PostgreSQL Deep Dive

PostgreSQL Deep Dive: Synchronous Commit and Durability Trade-offs

Your application inserts an order. PostgreSQL returns “success.” The application tells the customer “your order is confirmed.” Two seconds later, the database server crashes. The order is gone. The customer got a confirmation email for an order that never existed.

This is the durability problem. PostgreSQL’s default behavior guarantees this can’t happen — but that guarantee comes at a cost: every COMMIT waits for a disk flush. On a busy system with a high-commit rate, that flush can be the bottleneck. The synchronous_commit setting is your knob for trading durability against latency, and understanding exactly what each level does (and doesn’t do) is critical for making the right choice.

What Happens During COMMIT

When a transaction commits, PostgreSQL writes the commit record to the WAL (Write-Ahead Log) buffer in shared memory. At this point the data is in RAM only — a server crash would lose it. To make the commit durable, the WAL must be flushed to disk.

The flush path is:

  1. WAL record written to WAL buffer (RAM)
  2. WAL buffer flushed to OS page cache (still RAM, but in kernel buffers)
  3. OS page cache flushed to disk (actual persistent storage — the fsync call)

Step 3 is the expensive one. A typical SSD can handle ~10,000-100,000 fsync calls per second. A high-write application doing 50,000 small transactions per second will bottleneck on WAL flushes. Not on CPU, not on network, not on query planning — on waiting for the disk to confirm the write.

The synchronous_commit Levels

PostgreSQL provides five levels of durability for COMMIT, controlled by the synchronous_commit parameter:

off (Fastest, Least Durable)

SET synchronous_commit = off;

The server returns “success” to the client as soon as the commit record is written to the WAL buffer in shared memory. It does NOT wait for any disk flush — not locally, not to any standby.

Risk: If the PostgreSQL server crashes (power failure, kernel panic, hardware failure), any transactions acknowledged to the client but not yet flushed to disk are lost. The maximum window of loss is approximately 3 × wal_writer_delay (default 3 × 200ms = 600ms).

Important: This does NOT cause database corruption. The database recovers to a consistent state — it just loses the most recent committed transactions. The effect is identical to those transactions having been aborted. MVCC ensures partial transactions are never visible.

Use when: Bulk data loading, ephemeral data (session state, caches), analytics staging tables, write-heavy workloads where occasional data loss is acceptable.

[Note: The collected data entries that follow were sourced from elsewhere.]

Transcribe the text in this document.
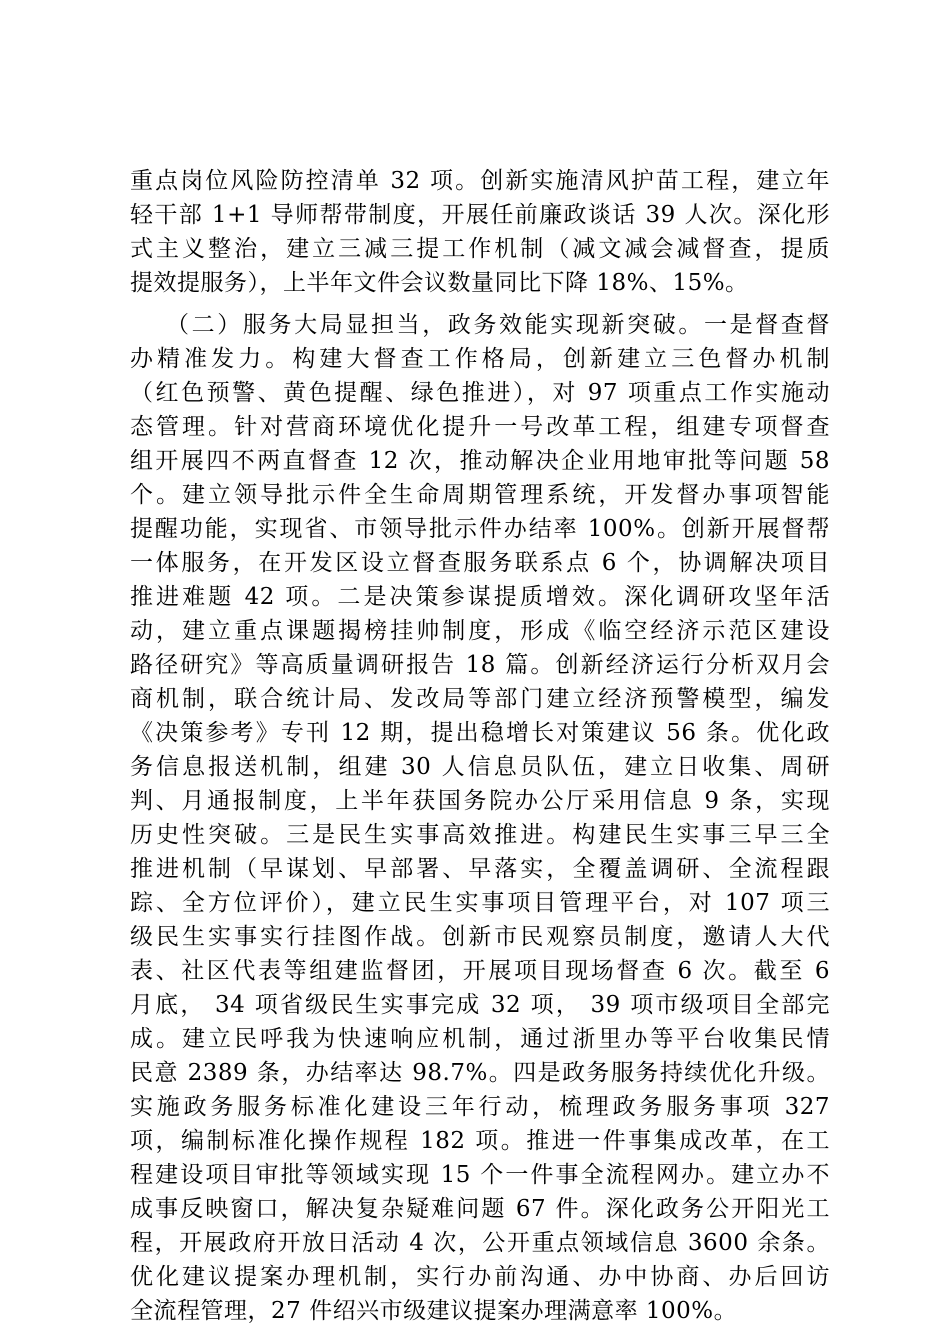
重点岗位风险防控清单 32 项。创新实施清风护苗工程，建立年
轻干部 1+1 导师帮带制度，开展任前廉政谈话 39 人次。深化形
式主义整治，建立三减三提工作机制（减文减会减督查，提质
提效提服务），上半年文件会议数量同比下降 18%、15%。
（二）服务大局显担当，政务效能实现新突破。一是督查督
办精准发力。构建大督查工作格局，创新建立三色督办机制
（红色预警、黄色提醒、绿色推进），对 97 项重点工作实施动
态管理。针对营商环境优化提升一号改革工程，组建专项督查
组开展四不两直督查 12 次，推动解决企业用地审批等问题 58
个。建立领导批示件全生命周期管理系统，开发督办事项智能
提醒功能，实现省、市领导批示件办结率 100%。创新开展督帮
一体服务，在开发区设立督查服务联系点 6 个，协调解决项目
推进难题 42 项。二是决策参谋提质增效。深化调研攻坚年活
动，建立重点课题揭榜挂帅制度，形成《临空经济示范区建设
路径研究》等高质量调研报告 18 篇。创新经济运行分析双月会
商机制，联合统计局、发改局等部门建立经济预警模型，编发
《决策参考》专刊 12 期，提出稳增长对策建议 56 条。优化政
务信息报送机制，组建 30 人信息员队伍，建立日收集、周研
判、月通报制度，上半年获国务院办公厅采用信息 9 条，实现
历史性突破。三是民生实事高效推进。构建民生实事三早三全
推进机制（早谋划、早部署、早落实，全覆盖调研、全流程跟
踪、全方位评价），建立民生实事项目管理平台，对 107 项三
级民生实事实行挂图作战。创新市民观察员制度，邀请人大代
表、社区代表等组建监督团，开展项目现场督查 6 次。截至 6
月底， 34 项省级民生实事完成 32 项， 39 项市级项目全部完
成。建立民呼我为快速响应机制，通过浙里办等平台收集民情
民意 2389 条，办结率达 98.7%。四是政务服务持续优化升级。
实施政务服务标准化建设三年行动，梳理政务服务事项 327
项，编制标准化操作规程 182 项。推进一件事集成改革，在工
程建设项目审批等领域实现 15 个一件事全流程网办。建立办不
成事反映窗口，解决复杂疑难问题 67 件。深化政务公开阳光工
程，开展政府开放日活动 4 次，公开重点领域信息 3600 余条。
优化建议提案办理机制，实行办前沟通、办中协商、办后回访
全流程管理，27 件绍兴市级建议提案办理满意率 100%。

local (Default with no standbys)

SET synchronous_commit = local;

Waits for the commit record to be flushed to local disk before returning “success” to the client. Does NOT wait for any standby replication.

This is the same as on when synchronous_standby_names is empty (no synchronous standbys configured).

on (Default)

SET synchronous_commit = on;

Waits for the commit record to be flushed to local disk AND for the synchronous standby(s) to confirm they’ve received the commit record and flushed it to their disk.

This is the strongest durability guarantee when synchronous replication is configured. The transaction survives unless both the primary and all synchronous standbys suffer simultaneous disk corruption.

remote_write (Middle Ground)

SET synchronous_commit = remote_write;

Waits for the commit record to be flushed to local disk AND for the synchronous standby(s) to confirm they’ve written the commit record to their OS file system (page cache). Does NOT wait for the standby to fsync to disk.

Risk: If the standby’s operating system crashes (kernel panic, power loss to the standby server), the standby may lose the commit record. If the primary then fails and the standby is promoted, the transaction is lost.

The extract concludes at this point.